Through the merger, he said, Cottage and Sansum would have been able to become more efficient.

“Another lost opportunity is there would have been the opportunity to achieve financial savings,” Werft said. “Health care affordability is top of mind for most people, and it certainly is for us, and there certainly is duplicated overhead between the organizations that we could have made some improvements there.

“And so we’re going to have to find other ways to achieve that.”

Werft said he regularly responds to questions and concerns about Cottage Health being the sole hospital provider in the community, a role he believes is beneficial overall.

“The alternative of not having a single hospital system on the South Coast here, with the population we have, would be that we would not have a Goleta Valley Cottage Hospital, we would not have a Santa Ynez Valley Cottage Hospital, we would not have the Cottage Rehabilitation Hospital,” he said. “All of those hospitals were not of the size that allowed them to remain independent, as medical economics changed.

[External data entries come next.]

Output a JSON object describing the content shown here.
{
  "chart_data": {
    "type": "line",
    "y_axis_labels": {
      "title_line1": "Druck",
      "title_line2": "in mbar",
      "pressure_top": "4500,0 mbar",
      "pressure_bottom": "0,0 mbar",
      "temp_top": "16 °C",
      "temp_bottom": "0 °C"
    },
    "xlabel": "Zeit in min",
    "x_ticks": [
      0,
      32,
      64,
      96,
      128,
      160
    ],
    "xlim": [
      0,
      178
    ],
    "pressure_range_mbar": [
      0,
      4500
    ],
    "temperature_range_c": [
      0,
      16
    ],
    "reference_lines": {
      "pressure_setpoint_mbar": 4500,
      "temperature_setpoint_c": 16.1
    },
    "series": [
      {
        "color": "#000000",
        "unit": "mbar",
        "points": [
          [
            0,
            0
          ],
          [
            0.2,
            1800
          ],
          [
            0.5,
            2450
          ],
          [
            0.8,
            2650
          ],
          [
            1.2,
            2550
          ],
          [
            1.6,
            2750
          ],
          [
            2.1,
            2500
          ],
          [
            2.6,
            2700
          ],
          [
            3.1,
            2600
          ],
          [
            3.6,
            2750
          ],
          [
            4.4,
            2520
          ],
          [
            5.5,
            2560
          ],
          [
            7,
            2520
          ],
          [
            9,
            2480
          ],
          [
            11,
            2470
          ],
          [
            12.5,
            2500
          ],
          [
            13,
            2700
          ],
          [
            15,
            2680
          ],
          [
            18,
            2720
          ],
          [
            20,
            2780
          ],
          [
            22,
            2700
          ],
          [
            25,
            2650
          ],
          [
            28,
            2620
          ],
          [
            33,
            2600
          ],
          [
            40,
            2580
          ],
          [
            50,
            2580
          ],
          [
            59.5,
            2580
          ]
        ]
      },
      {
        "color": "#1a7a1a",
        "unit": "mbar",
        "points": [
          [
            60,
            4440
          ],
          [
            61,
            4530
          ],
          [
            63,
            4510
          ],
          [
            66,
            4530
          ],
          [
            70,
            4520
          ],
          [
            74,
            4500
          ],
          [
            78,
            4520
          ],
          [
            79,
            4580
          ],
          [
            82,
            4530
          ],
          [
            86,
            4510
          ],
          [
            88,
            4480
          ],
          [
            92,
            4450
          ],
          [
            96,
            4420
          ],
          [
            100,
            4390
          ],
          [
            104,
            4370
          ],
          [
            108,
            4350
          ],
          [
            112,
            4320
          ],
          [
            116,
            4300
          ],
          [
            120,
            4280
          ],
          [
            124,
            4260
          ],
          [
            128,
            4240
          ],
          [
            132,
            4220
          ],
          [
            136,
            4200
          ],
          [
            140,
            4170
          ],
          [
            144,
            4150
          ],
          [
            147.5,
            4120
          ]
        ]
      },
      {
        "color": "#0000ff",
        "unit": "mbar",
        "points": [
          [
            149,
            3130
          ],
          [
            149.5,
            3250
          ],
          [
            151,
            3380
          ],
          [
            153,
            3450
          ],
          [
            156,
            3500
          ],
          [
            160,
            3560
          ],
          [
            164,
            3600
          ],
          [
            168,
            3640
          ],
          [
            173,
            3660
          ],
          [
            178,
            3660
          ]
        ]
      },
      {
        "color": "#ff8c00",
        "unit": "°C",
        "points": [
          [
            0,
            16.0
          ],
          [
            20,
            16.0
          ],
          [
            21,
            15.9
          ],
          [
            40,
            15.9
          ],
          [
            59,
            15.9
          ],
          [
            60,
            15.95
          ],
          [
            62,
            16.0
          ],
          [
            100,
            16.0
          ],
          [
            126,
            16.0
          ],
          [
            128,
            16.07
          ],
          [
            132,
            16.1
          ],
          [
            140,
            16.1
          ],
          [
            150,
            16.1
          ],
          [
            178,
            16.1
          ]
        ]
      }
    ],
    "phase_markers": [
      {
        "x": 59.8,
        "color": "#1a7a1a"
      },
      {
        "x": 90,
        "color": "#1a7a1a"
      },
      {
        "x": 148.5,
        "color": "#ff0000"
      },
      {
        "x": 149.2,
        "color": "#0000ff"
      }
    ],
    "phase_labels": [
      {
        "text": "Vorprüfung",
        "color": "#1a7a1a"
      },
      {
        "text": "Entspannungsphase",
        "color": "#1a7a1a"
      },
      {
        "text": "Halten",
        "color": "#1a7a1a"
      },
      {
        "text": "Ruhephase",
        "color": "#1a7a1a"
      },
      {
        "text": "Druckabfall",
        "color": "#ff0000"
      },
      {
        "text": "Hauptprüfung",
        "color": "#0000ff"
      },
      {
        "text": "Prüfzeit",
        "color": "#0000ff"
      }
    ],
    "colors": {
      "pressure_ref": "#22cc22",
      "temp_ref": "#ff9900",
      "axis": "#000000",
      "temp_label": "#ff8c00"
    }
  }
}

“By putting them together, we’ve been able to provide all of the administrative support services of those hospitals, and we’ve driven millions of dollars every year out of the system, and that accrues directly to our patients and to our community, because we’re non-profit and we don’t pay that out to shareholders. It really allows us to provide very high-quality care.”

Be that as it may, the ongoing uncertainty about the future of the deal appeared to be the deciding factor in the decision of Cottage Health and Sansum not to tie the knot.

“Really, what we’re getting at is it’s very hard to make plans when you don’t know if you are merging or not merging,” Ransohoff said. “We’re disappointed that this is not going forward, but we’re ready to get back to finding out how we can still achieve the goals in other ways.”